D’altra parte va detto che il rapporto tra valori e quantità risulterebbe più bilanciato se le cifre Fimi non sottostimassero pesantemente le vendite dei mix dodici pollici destinati agli aspiranti dj e al mercato dance: meno di mezzo milione di unità, secondo l’associazione di categoria, mentre stime attendibili di settore parlano addirittura di 3 milioni e mezzo di pezzi. Un’incongruenza riconosciuta dallo stesso direttore generale Fimi Enzo Mazza: «l’assoggettamento dei dati a certificazione è volontario» spiega, «e non possiamo obbligare nessuno a farlo. Per questo è possibile che alcune realtà indipendenti sfuggano alla rilevazione».

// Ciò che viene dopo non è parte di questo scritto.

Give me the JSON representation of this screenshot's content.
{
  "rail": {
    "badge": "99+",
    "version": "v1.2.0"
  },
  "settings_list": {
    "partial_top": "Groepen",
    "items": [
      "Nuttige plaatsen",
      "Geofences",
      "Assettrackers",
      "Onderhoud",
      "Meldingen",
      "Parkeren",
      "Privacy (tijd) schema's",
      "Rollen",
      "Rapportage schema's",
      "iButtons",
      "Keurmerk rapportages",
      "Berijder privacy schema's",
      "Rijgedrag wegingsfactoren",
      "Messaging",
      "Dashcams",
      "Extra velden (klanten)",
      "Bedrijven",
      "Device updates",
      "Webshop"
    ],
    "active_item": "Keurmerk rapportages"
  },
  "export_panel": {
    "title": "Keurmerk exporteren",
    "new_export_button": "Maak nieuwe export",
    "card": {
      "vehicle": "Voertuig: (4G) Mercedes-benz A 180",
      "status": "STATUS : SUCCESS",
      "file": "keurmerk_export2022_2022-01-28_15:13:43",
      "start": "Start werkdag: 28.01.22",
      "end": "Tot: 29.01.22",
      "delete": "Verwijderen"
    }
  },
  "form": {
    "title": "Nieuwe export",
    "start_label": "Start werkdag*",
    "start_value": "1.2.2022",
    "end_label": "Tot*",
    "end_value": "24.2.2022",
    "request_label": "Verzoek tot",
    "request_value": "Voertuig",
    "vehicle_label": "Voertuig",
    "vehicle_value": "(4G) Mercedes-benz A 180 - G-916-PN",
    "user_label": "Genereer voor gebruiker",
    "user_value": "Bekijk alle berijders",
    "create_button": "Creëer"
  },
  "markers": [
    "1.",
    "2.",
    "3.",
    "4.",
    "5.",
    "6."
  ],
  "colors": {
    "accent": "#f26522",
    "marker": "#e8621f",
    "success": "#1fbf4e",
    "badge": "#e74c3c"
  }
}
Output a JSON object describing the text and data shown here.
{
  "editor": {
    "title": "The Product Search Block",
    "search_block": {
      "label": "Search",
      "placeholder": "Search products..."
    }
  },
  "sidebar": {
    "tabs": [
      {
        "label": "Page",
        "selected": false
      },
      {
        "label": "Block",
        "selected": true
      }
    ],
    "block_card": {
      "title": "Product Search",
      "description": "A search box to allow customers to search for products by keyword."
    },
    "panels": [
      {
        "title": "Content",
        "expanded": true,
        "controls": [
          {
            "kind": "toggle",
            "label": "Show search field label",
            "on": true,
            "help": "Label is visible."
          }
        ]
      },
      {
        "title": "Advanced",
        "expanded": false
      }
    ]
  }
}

Preso atto di queste distorsioni, ecco gli altri elementi principali che emergono dai dati Fimi:
- Le buone performance di vendita degli artisti italiani (sono tutti made in Italy i dieci album più venduti del ‘99) non bastano a ribaltare il rapporto di forza con il prodotto internazionale, anche se il divario in termini di quote di mercato diminuisce sensibilmente (48 % a 47 %, mentre la classica si riduce a uno striminzito 5 %).
- Sembra ormai un ricordo il boom delle vendite in edicola, che avevano fatto dell'italia un caso unico a livello mondiale nei primi anni ‘90: oggi (dati ‘99) sono poco più di 2 milioni i pezzi venduti attraverso questo canale, un quinto rispetto a solo pochi anni fa e il 39 % in meno del 98.
- Escono inesorabilmente di scena supporti come i video musicali, tecnologicamente obsoleti (371 mila pezzi), e i cd-rom musicali (11 mila pezzi), messi fuori gioco dalle opzioni musicali online.
- I negozi specializzati perdono altro terreno rispetto ai super/ipermercati, più aggressivi sul fronte dei prezzi: i primi rappresentavano il 64 % delle vendite nel 97, e valgono oggi il 57 %, mentre la grande distribuzione cresce dal 18 al 28 % (il resto delle vendite è frammentato tra punti vendita non specializzati, bancarelle, autogrill, mail order e altri canali).
Infine, come le classifiche di questi tempi (Celentano, Santana, Guccini, Fossati, Tom Jones) lasciano supporre, sono oggi soprattutto i giovani adulti e i quarantenni a indirizzare i consumi musicali: secondo dati elaborati dalla Nielsen, il 28 % dei consumatori italiani si concentra oggi nella fascia 25-34 anni, mentre sono il 26 % gli acquirenti di dischi compresi tra i 18 e i 24 anni e il 21 % i 35-44enni. Resteranno lo zoccolo duro dell'industria discografica anche nel prossimo futuro?